Well that can be tricky that chalice already has a name, if Im not wrong thats a Convict chalice......


----------



## zoapaly (Jul 10, 2013)

It looking hottttttt


----------



## Flexin5 (Nov 12, 2011)

david hasselhoff chalice

chuck norris's poop chalice

thedressisblueandwhite chalice


----------



## mmatt (Feb 12, 2012)

A link maybe??


----------



## fesso clown (Nov 15, 2011)

Adobe chalice.


----------



## twobytwo (Oct 25, 2014)

I think you just post here:

http://www.reef2rainforest.com/namethechalice/

though I read the rules; outside the lower 48 states you can only win a subscription to the magazine. Will still enter anyway...

Austin Powers Chalice


----------



## CoralConnoisseur (Mar 5, 2014)

The Cheshire Cat


----------



## Crayon (Apr 13, 2014)

twobytwo said:


> I think you just post here:
> 
> http://www.reef2rainforest.com/namethechalice/
> 
> ...


Correct link, and yes,it does say lower 48 states, but if you win, I'm sure there is a work around.

And the Austin Powers name! Yeah baby! John suggested that, too!

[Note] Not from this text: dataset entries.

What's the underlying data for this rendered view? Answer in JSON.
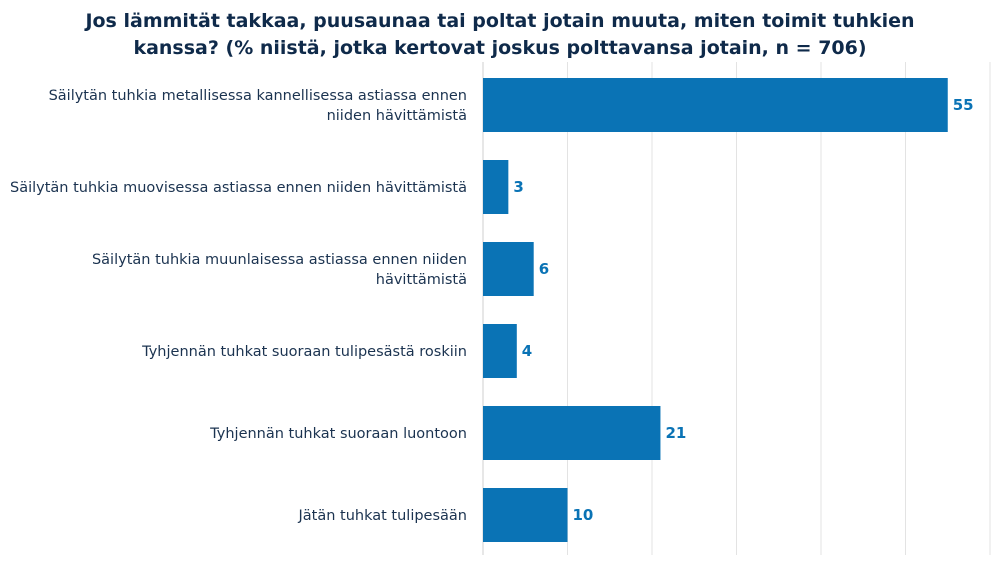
{
  "chart_data": {
    "type": "bar",
    "orientation": "horizontal",
    "title": "Jos lämmität takkaa, puusaunaa tai poltat jotain muuta, miten toimit tuhkien kanssa? (% niistä, jotka kertovat joskus polttavansa jotain, n = 706)",
    "categories": [
      "Säilytän tuhkia metallisessa kannellisessa astiassa ennen niiden hävittämistä",
      "Säilytän tuhkia muovisessa astiassa ennen niiden hävittämistä",
      "Säilytän tuhkia muunlaisessa astiassa ennen niiden hävittämistä",
      "Tyhjennän tuhkat suoraan tulipesästä roskiin",
      "Tyhjennän tuhkat suoraan luontoon",
      "Jätän tuhkat tulipesään"
    ],
    "values": [
      55,
      3,
      6,
      4,
      21,
      10
    ],
    "xlim": [
      0,
      60
    ],
    "grid": true,
    "legend": "none",
    "bar_color": "#0a73b5",
    "label_color": "#0a73b5"
  }
}
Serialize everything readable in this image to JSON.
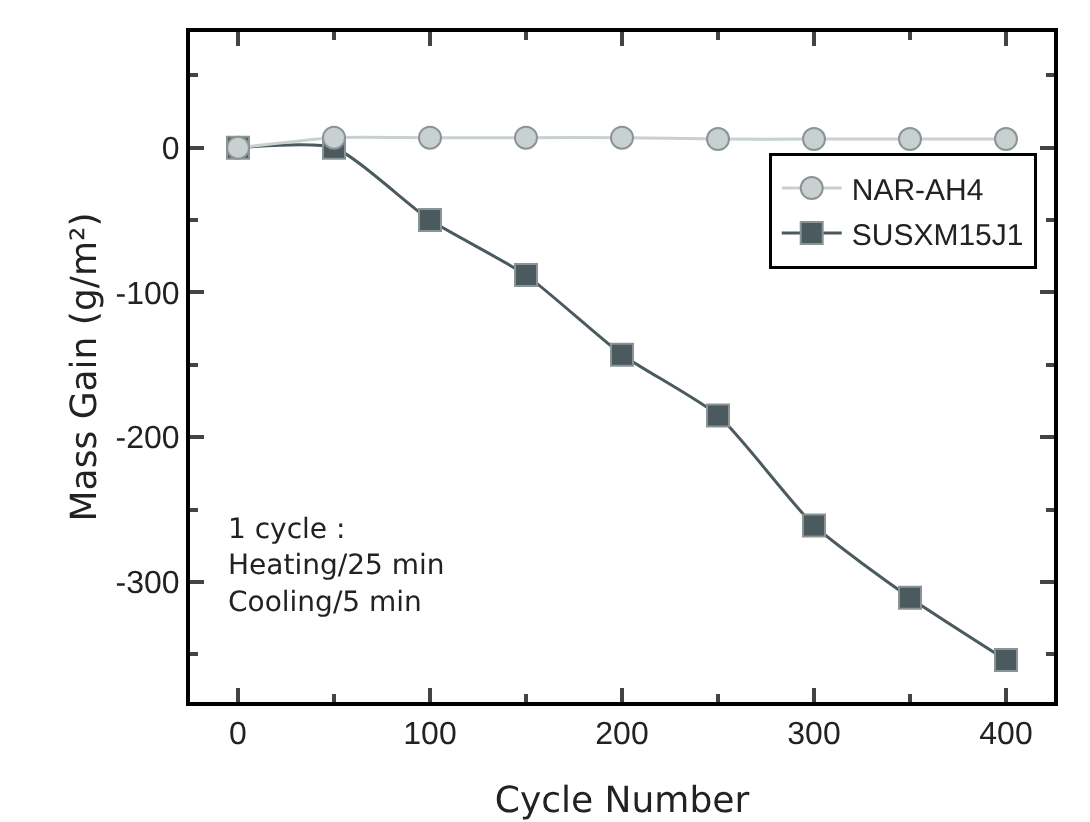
{
  "chart_data": {
    "type": "line",
    "xlabel": "Cycle Number",
    "ylabel": "Mass Gain (g/m²)",
    "x": [
      0,
      50,
      100,
      150,
      200,
      250,
      300,
      350,
      400
    ],
    "series": [
      {
        "name": "NAR-AH4",
        "color": "#c8d0d0",
        "marker": "circle",
        "values": [
          0,
          7,
          7,
          7,
          7,
          6,
          6,
          6,
          6
        ]
      },
      {
        "name": "SUSXM15J1",
        "color": "#4a5a5e",
        "marker": "square",
        "values": [
          0,
          0,
          -50,
          -88,
          -143,
          -185,
          -261,
          -311,
          -354
        ]
      }
    ],
    "xlim": [
      -25,
      425
    ],
    "xticks": [
      0,
      100,
      200,
      300,
      400
    ],
    "ylim": [
      -383,
      80
    ],
    "yticks": [
      0,
      -100,
      -200,
      -300
    ],
    "grid": false,
    "legend": "top right",
    "annotations": [
      "1 cycle :\nHeating/25 min\nCooling/5 min"
    ]
  }
}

Ok guys, post your names on the link! I want to see this baby!


----------



## Crayon (Apr 13, 2014)

FragCave said:


> Well that can be tricky that chalice already has a name, if Im not wrong thats a Convict chalice......


It sure looks like a convict chalice, but maybe something is just slightly different? Surely they would have known before they started the contest.......


----------



## MPreston (Nov 11, 2013)

Jimi Hendrix Saturday night.
Lol


----------



## MPreston (Nov 11, 2013)

Insert guitar solo here lol


----------



## Farquhars Reef (Dec 5, 2014)

"Austin Powers" is exactly what i thought when i had to name it. And then i scroll down and see that twobytwo and john had the same idea. very weird how we all thought the same thing. 

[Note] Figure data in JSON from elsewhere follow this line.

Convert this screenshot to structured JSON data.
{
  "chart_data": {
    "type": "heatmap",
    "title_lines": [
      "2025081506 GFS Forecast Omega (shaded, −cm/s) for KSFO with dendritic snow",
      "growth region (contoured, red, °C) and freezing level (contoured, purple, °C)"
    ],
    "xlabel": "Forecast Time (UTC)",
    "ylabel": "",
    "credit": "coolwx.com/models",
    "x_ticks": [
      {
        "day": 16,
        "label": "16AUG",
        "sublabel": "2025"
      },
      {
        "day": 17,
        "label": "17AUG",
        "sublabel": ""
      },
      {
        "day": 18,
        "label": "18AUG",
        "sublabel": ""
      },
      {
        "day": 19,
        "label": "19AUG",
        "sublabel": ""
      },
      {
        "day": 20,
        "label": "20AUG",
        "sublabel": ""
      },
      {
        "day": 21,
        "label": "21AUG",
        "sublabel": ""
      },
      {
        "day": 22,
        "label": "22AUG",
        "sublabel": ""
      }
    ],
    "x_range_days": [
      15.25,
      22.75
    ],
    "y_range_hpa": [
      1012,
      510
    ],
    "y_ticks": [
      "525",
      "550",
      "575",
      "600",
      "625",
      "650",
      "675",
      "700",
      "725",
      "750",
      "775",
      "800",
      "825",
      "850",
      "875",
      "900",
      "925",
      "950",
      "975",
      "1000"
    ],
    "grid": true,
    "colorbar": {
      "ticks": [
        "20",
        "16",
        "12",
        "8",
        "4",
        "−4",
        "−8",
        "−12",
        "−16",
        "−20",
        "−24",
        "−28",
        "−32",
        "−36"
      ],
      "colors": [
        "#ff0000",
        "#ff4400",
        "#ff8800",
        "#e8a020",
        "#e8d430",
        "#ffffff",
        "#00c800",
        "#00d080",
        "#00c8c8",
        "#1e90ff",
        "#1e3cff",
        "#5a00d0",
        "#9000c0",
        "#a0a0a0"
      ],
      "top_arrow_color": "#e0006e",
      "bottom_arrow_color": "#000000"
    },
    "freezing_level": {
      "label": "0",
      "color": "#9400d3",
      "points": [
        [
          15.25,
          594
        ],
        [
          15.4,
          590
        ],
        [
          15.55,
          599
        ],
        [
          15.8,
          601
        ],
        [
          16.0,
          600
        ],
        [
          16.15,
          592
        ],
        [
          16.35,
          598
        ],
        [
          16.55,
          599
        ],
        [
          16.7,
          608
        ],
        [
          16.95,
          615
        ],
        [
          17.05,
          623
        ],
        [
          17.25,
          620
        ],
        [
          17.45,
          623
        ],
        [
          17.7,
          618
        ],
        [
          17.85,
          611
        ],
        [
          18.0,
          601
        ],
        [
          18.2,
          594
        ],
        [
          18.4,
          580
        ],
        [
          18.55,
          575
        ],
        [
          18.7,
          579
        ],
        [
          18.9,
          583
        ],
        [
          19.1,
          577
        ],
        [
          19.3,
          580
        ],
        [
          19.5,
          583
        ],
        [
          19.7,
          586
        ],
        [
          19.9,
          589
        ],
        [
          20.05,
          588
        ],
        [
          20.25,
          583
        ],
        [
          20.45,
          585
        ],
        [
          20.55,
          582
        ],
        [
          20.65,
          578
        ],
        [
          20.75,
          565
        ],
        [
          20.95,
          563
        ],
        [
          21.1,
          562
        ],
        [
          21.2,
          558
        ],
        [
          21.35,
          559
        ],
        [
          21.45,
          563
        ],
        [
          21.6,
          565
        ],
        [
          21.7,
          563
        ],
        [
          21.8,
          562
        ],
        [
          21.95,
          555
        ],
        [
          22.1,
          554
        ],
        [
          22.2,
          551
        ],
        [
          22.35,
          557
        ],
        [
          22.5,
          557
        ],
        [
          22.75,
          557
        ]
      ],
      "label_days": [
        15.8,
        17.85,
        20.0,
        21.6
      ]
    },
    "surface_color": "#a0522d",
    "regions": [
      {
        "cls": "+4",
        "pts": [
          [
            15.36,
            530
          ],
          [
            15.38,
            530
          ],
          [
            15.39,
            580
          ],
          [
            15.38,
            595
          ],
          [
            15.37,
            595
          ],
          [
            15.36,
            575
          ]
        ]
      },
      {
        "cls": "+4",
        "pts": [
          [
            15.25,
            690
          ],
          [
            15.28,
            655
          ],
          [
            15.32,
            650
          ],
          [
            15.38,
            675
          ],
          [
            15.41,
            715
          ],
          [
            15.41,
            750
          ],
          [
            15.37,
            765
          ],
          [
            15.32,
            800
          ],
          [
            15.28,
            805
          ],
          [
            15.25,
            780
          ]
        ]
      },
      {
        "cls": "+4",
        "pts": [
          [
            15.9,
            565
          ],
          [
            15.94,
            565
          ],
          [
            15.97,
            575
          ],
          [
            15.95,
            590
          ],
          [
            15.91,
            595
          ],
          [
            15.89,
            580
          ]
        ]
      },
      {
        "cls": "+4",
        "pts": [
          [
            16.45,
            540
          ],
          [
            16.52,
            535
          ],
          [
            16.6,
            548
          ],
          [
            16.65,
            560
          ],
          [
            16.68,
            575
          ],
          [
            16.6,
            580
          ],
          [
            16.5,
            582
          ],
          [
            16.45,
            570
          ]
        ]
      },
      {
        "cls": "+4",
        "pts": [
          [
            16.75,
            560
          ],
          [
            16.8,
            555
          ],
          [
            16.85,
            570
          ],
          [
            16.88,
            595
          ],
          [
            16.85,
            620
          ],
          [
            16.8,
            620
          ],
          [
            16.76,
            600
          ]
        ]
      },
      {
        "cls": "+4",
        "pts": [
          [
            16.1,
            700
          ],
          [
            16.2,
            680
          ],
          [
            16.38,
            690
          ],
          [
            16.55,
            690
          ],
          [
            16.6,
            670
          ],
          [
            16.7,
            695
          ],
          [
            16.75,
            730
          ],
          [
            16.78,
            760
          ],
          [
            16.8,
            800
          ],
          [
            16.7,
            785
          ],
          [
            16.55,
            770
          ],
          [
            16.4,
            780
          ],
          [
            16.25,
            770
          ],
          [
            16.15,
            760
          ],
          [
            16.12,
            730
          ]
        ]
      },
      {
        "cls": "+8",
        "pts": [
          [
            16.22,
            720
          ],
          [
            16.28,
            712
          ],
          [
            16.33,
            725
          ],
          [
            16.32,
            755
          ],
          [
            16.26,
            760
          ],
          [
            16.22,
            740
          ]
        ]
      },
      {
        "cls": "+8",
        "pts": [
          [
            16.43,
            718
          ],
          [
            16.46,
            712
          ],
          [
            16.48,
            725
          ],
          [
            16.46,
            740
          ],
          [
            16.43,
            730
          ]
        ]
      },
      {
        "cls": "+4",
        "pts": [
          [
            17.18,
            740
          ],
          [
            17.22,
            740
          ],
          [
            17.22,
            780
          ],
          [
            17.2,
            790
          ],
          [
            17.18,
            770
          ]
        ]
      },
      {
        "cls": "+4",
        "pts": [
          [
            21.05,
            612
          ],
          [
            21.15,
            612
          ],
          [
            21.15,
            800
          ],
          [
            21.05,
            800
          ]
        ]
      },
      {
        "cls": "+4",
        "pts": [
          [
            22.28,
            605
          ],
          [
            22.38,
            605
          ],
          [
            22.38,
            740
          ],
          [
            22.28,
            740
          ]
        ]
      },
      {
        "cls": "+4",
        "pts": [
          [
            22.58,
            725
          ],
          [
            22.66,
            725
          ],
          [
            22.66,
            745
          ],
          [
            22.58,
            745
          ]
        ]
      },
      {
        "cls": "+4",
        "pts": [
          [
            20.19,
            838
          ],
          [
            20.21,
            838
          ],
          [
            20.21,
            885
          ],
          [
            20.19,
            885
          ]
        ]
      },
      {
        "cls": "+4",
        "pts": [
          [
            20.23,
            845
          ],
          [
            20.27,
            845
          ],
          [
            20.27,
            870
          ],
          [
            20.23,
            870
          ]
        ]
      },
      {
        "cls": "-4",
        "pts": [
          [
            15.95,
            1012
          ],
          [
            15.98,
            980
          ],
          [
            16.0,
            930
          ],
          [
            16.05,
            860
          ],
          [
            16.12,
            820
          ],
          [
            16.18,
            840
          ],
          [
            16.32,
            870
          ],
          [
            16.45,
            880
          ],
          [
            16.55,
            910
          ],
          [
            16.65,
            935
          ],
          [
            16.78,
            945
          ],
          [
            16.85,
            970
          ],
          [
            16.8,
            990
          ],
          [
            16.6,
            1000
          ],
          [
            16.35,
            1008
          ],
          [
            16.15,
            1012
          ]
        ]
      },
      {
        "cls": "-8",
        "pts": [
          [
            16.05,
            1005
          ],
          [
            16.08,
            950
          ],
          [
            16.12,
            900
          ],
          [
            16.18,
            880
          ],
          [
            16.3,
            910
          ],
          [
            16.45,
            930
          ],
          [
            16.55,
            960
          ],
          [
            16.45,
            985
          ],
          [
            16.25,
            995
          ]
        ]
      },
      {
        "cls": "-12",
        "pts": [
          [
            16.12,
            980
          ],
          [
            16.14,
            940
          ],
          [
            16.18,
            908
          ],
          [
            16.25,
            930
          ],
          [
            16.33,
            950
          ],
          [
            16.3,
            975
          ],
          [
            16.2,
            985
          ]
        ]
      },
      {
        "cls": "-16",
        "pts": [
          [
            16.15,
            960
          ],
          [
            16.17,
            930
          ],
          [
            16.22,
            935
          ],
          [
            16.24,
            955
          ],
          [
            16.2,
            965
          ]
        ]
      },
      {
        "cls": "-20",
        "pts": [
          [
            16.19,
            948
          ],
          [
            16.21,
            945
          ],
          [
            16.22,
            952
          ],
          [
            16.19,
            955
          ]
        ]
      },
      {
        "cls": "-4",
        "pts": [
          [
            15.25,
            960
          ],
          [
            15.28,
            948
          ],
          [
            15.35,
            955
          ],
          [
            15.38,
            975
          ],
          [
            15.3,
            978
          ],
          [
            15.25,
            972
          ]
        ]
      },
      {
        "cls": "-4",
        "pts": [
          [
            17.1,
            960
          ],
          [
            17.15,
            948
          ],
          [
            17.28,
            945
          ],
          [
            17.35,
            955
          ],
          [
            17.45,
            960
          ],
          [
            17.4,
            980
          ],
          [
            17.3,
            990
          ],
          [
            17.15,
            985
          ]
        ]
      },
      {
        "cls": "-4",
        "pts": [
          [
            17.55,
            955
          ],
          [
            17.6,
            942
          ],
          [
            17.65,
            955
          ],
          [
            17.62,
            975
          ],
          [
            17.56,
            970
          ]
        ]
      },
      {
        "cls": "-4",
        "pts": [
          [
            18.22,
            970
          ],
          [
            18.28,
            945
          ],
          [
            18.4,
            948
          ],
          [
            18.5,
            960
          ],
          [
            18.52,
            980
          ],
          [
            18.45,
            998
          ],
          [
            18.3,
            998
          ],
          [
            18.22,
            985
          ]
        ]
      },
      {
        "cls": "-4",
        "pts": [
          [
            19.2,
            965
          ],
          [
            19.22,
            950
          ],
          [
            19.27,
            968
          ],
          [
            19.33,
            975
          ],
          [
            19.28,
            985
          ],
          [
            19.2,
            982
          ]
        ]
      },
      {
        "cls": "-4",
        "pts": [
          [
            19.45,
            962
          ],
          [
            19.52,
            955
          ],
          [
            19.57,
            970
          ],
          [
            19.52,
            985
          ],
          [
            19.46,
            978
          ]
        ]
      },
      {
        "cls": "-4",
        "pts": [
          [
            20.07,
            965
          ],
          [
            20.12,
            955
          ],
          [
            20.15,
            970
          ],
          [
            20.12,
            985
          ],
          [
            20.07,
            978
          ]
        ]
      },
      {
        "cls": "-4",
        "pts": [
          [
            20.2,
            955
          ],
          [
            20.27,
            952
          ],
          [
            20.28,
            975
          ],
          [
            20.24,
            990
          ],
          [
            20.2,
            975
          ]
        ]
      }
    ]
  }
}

Sooo i guess my second guess would be "That 70's Coral"


----------



## nc208082 (Jun 27, 2013)

FragCave said:


> Well that can be tricky that chalice already has a name, if Im not wrong thats a Convict chalice......

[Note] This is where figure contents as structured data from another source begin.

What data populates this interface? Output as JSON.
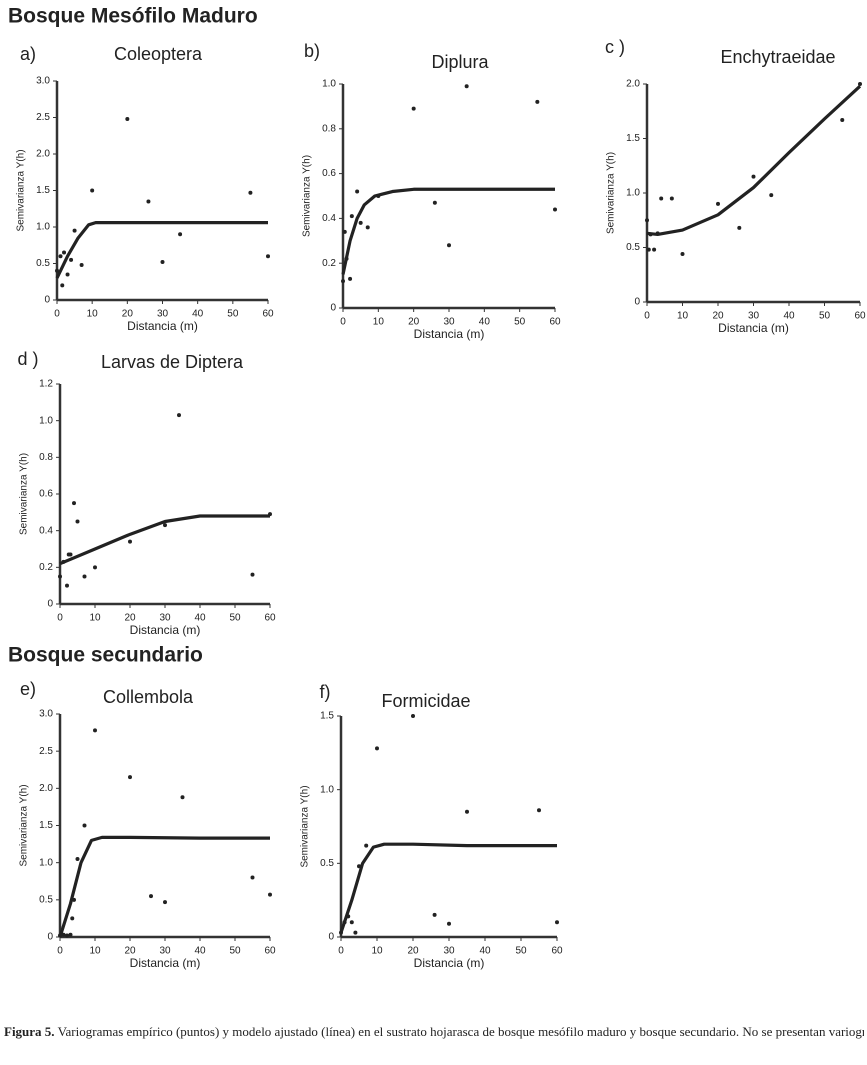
{
  "headings": [
    "Bosque Mesófilo Maduro",
    "Bosque secundario"
  ],
  "caption": {
    "label": "Figura 5.",
    "text": "Variogramas empírico (puntos) y modelo ajustado (línea) en el sustrato hojarasca de bosque mesófilo maduro y bosque secundario. No se presentan variogramas para pastizal porque ningún taxón presentó autocorrelación."
  },
  "chart_data": [
    {
      "type": "scatter",
      "panel": "a)",
      "title": "Coleoptera",
      "xlabel": "Distancia  (m)",
      "ylabel": "Semivarianza Y(h)",
      "xlim": [
        0,
        60
      ],
      "ylim": [
        0,
        3
      ],
      "xticks": [
        0,
        10,
        20,
        30,
        40,
        50,
        60
      ],
      "yticks": [
        0,
        0.5,
        {
          "value": 1,
          "label": "1.0"
        },
        1.5,
        {
          "value": 2,
          "label": "2.0"
        },
        2.5,
        {
          "value": 3,
          "label": "3.0"
        }
      ],
      "points": {
        "x": [
          0,
          1,
          2,
          1.5,
          3,
          4,
          5,
          7,
          10,
          20,
          26,
          30,
          35,
          55,
          60
        ],
        "values": [
          0.4,
          0.6,
          0.65,
          0.2,
          0.35,
          0.55,
          0.95,
          0.48,
          1.5,
          2.48,
          1.35,
          0.52,
          0.9,
          1.47,
          0.6
        ]
      },
      "model": {
        "x": [
          0,
          3,
          6,
          9,
          11,
          60
        ],
        "values": [
          0.3,
          0.6,
          0.85,
          1.03,
          1.06,
          1.06
        ]
      }
    },
    {
      "type": "scatter",
      "panel": "b)",
      "title": "Diplura",
      "xlabel": "Distancia  (m)",
      "ylabel": "Semivarianza Y(h)",
      "xlim": [
        0,
        60
      ],
      "ylim": [
        0,
        1
      ],
      "xticks": [
        0,
        10,
        20,
        30,
        40,
        50,
        60
      ],
      "yticks": [
        0,
        0.2,
        0.4,
        0.6,
        0.8,
        {
          "value": 1,
          "label": "1.0"
        }
      ],
      "points": {
        "x": [
          0,
          0.5,
          1,
          2,
          2.5,
          4,
          5,
          7,
          10,
          20,
          26,
          30,
          35,
          55,
          60
        ],
        "values": [
          0.12,
          0.34,
          0.22,
          0.13,
          0.41,
          0.52,
          0.38,
          0.36,
          0.5,
          0.89,
          0.47,
          0.28,
          0.99,
          0.92,
          0.44
        ]
      },
      "model": {
        "x": [
          0,
          2,
          4,
          6,
          9,
          14,
          20,
          60
        ],
        "values": [
          0.15,
          0.3,
          0.4,
          0.46,
          0.5,
          0.52,
          0.53,
          0.53
        ]
      }
    },
    {
      "type": "scatter",
      "panel": "c )",
      "title": "Enchytraeidae",
      "xlabel": "Distancia  (m)",
      "ylabel": "Semivarianza Y(h)",
      "xlim": [
        0,
        60
      ],
      "ylim": [
        0,
        2
      ],
      "xticks": [
        0,
        10,
        20,
        30,
        40,
        50,
        60
      ],
      "yticks": [
        0,
        0.5,
        {
          "value": 1,
          "label": "1.0"
        },
        1.5,
        {
          "value": 2,
          "label": "2.0"
        }
      ],
      "points": {
        "x": [
          0,
          0.5,
          1,
          2,
          3,
          4,
          7,
          10,
          20,
          26,
          30,
          35,
          55,
          60
        ],
        "values": [
          0.75,
          0.48,
          0.62,
          0.48,
          0.63,
          0.95,
          0.95,
          0.44,
          0.9,
          0.68,
          1.15,
          0.98,
          1.67,
          2
        ]
      },
      "model": {
        "x": [
          0,
          3,
          10,
          20,
          30,
          40,
          50,
          60
        ],
        "values": [
          0.63,
          0.62,
          0.66,
          0.8,
          1.05,
          1.37,
          1.68,
          1.98
        ]
      }
    },
    {
      "type": "scatter",
      "panel": "d )",
      "title": "Larvas de Diptera",
      "xlabel": "Distancia  (m)",
      "ylabel": "Semivarianza Y(h)",
      "xlim": [
        0,
        60
      ],
      "ylim": [
        0,
        1.2
      ],
      "xticks": [
        0,
        10,
        20,
        30,
        40,
        50,
        60
      ],
      "yticks": [
        0,
        0.2,
        0.4,
        0.6,
        0.8,
        {
          "value": 1,
          "label": "1.0"
        },
        1.2
      ],
      "points": {
        "x": [
          0,
          1,
          2,
          2.5,
          3,
          4,
          5,
          7,
          10,
          20,
          30,
          34,
          55,
          60
        ],
        "values": [
          0.15,
          0.23,
          0.1,
          0.27,
          0.27,
          0.55,
          0.45,
          0.15,
          0.2,
          0.34,
          0.43,
          1.03,
          0.16,
          0.49
        ]
      },
      "model": {
        "x": [
          0,
          10,
          20,
          30,
          40,
          60
        ],
        "values": [
          0.22,
          0.3,
          0.38,
          0.45,
          0.48,
          0.48
        ]
      }
    },
    {
      "type": "scatter",
      "panel": "e)",
      "title": "Collembola",
      "xlabel": "Distancia  (m)",
      "ylabel": "Semivarianza Y(h)",
      "xlim": [
        0,
        60
      ],
      "ylim": [
        0,
        3
      ],
      "xticks": [
        0,
        10,
        20,
        30,
        40,
        50,
        60
      ],
      "yticks": [
        0,
        0.5,
        {
          "value": 1,
          "label": "1.0"
        },
        1.5,
        {
          "value": 2,
          "label": "2.0"
        },
        2.5,
        {
          "value": 3,
          "label": "3.0"
        }
      ],
      "points": {
        "x": [
          0,
          1,
          2,
          3,
          3.5,
          4,
          5,
          7,
          10,
          20,
          26,
          30,
          35,
          55,
          60
        ],
        "values": [
          0.02,
          0.03,
          0.02,
          0.03,
          0.25,
          0.5,
          1.05,
          1.5,
          2.78,
          2.15,
          0.55,
          0.47,
          1.88,
          0.8,
          0.57
        ]
      },
      "model": {
        "x": [
          0,
          3,
          6,
          9,
          12,
          20,
          40,
          60
        ],
        "values": [
          0,
          0.45,
          1,
          1.3,
          1.34,
          1.34,
          1.33,
          1.33
        ]
      }
    },
    {
      "type": "scatter",
      "panel": "f)",
      "title": "Formicidae",
      "xlabel": "Distancia  (m)",
      "ylabel": "Semivarianza Y(h)",
      "xlim": [
        0,
        60
      ],
      "ylim": [
        0,
        1.5
      ],
      "xticks": [
        0,
        10,
        20,
        30,
        40,
        50,
        60
      ],
      "yticks": [
        0,
        0.5,
        {
          "value": 1,
          "label": "1.0"
        },
        1.5
      ],
      "points": {
        "x": [
          0,
          1,
          2,
          3,
          4,
          5,
          7,
          10,
          20,
          26,
          30,
          35,
          55,
          60
        ],
        "values": [
          0.03,
          0.1,
          0.14,
          0.1,
          0.03,
          0.48,
          0.62,
          1.28,
          1.5,
          0.15,
          0.09,
          0.85,
          0.86,
          0.1
        ]
      },
      "model": {
        "x": [
          0,
          3,
          6,
          9,
          12,
          20,
          35,
          60
        ],
        "values": [
          0.03,
          0.25,
          0.5,
          0.61,
          0.63,
          0.63,
          0.62,
          0.62
        ]
      }
    }
  ]
}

Alex is spot on with this one, I don't see why people are trying to rename a chalice that already has a name.
source: http://www.reefcentral.com/forums/showthread.php?t=2113509


----------



## TBemba (Jan 11, 2010)

Green zebra eating spaghetti


----------



## RKLion (Jul 2, 2014)

Alex is right that's a convict chalice.


----------



## Marz (Mar 1, 2014)

Nice! Once I get me head around this hobby, I will certainly strive to keep these very beautiful corals!


----------